DenialPresident Obama’s Arctic tour continues to make global news. Yesterday Obama, who has become the first President to visit the region, warned that “Climate change is no longer some far-off problem; it is happening here, it is happening now.”

Addressing a conference on climate change, Obama adopted a tone described by the New York Times as verging on apocalyptic to say that “We’re not acting fast enough”. He used that phrase four times in a twenty four minute speech, as he urged his audience to act faster.

“I have come here today, as the leader of the world’s largest economy and its second-largest emitter, to say that the United States recognizes our role in creating the problem and we embrace our responsibility to help solve it,” he added.

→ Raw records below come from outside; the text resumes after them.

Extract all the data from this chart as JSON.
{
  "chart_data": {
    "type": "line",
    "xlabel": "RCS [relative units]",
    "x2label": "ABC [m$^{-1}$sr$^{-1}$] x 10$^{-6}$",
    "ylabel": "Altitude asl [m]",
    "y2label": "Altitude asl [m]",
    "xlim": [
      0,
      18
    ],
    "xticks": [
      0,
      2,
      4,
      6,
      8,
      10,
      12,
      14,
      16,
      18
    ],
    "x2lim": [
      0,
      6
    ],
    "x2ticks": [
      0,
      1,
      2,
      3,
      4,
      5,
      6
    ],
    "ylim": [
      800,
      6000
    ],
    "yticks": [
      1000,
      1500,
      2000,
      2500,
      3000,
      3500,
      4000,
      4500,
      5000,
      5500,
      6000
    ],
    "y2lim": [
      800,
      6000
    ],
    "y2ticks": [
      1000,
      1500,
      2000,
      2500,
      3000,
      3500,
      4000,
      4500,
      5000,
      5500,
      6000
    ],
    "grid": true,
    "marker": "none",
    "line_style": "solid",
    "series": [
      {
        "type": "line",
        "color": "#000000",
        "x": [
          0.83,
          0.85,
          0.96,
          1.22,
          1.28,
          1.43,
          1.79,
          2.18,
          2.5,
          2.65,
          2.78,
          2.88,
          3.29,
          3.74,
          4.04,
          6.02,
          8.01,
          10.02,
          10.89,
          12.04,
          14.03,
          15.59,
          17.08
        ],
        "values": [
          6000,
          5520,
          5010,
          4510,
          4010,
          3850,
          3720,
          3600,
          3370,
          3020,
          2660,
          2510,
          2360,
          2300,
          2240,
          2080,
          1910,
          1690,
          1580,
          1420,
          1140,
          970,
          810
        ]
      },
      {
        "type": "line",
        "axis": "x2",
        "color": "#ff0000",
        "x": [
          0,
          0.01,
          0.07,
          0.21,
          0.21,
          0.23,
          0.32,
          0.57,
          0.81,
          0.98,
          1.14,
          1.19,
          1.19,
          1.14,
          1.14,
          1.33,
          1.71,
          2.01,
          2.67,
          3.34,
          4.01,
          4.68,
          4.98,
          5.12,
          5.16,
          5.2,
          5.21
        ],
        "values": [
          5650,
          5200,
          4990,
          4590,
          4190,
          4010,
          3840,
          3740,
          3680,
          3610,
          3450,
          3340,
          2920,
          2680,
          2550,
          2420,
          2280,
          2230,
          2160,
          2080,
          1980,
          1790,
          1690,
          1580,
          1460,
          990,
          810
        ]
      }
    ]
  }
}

Obama went onto to say that the global fight against climate change starts in the Arctic. But herein lies his problem. As my colleagues have been repeatedly pointing out over the last few weeks, there is a huge sense of hypocrisy and irony that Obama is speaking about the need for urgent action on climate change in the Arctic, a region at the forefront of global warming, just days after his Administration allowed oil giant Shell to start drilling in the Arctic for oil.

Indeed, Obama’s speech yesterday was met by activists protesting against that decision, carrying banners saying “Save the Arctic” and “#Shell No.”

In trying to justify Arctic drilling, the Administration is using flawed energy forecasts from the Energy Information Administration which basically predict such a high level of fossil fuel use that it will lead to climate chaos. As my colleagues have also pointed out, until the Obama Administration aligns its climate and energy policy, it will be continued to be locked into these hypocritical positions.

Whichever way Obama tries to duck and weave and ignore the protests, the science is against allowing Shell to drill in the Arctic. Last month, OCI and Greenpeace produced a report outlining the reasons against Arctic drilling, called Untouchable. Put simply the report argued that “Arctic oil is wholly irreconcilable with stated national and international objectives to address climate change.” It fails the climate test.

Scientists are saying this too. Earlier this year Christophe McGlade and Paul Ekins wrote in the journal Nature: “We show that development of resources in the Arctic and any increase in unconventional oil production are incommensurate with efforts to limit average global warming to 2 degrees Celsius.”

The bottom line which Obama cannot ignore is that to allow drilling in the Arctic is to accept that the 2 degree Celsius limit will be exceeded, the very limit that Obama is trying to push for at the UN Paris talks in December.

As the Times points out, his Arctic trip is highly choreographed “to lend vivid visual justification — in the form of receding glaciers, eroded shorelines and rising seas” to Obama’s push for an historic climate deal in Paris in December.

This leaves Obama with a big problem. The more he talks up the need for action on climate change but his words are not followed by deeds, then the more he looks like a total hypocrite.

For example, Elijah Zarlin from Credo Action, who worked for Obama’s 2008 election campaign, now says “The hypocrisy just speaks for itself when you hear him saying things like ‘this is our wakeup call,’ given his record on oil, gas, and coal extraction. His words [on climate change], which are powerful, just ring more and more hollow.”

This is increasingly not lost on sections of the media. As the Times notes, Obama failed to “address the contradictions in choosing Arctic Alaska, where he has just approved offshore oil drilling by Royal Dutch Shell, for his call to action on the climate.”

One commentator for CNN argues that allowing Shell to drill in the Arctic is “clearly not smart climate policy”, which “doesn’t position the United States well for the Paris climate talks.”

Yesterday, Obama also attacked Republicans who continue to deny climate science. “Those who want to ignore the science, they are increasingly alone,” Obama said. “They’re on their own shrinking island.”

But this is exactly what Obama is doing: ignoring the science on Arctic drilling. At the start of the trip, Obama said that Mt. McKinley, America’s tallest mountain, would be renamed Denali, the name used by First Nations for the mountain.

Maybe he should have labelled it “Denial” instead to reflect his Administration’s stance on climate: He says it is time to act, but as long as he allows Shell to drill in the Arctic, he is in denial of the true nature of the problem.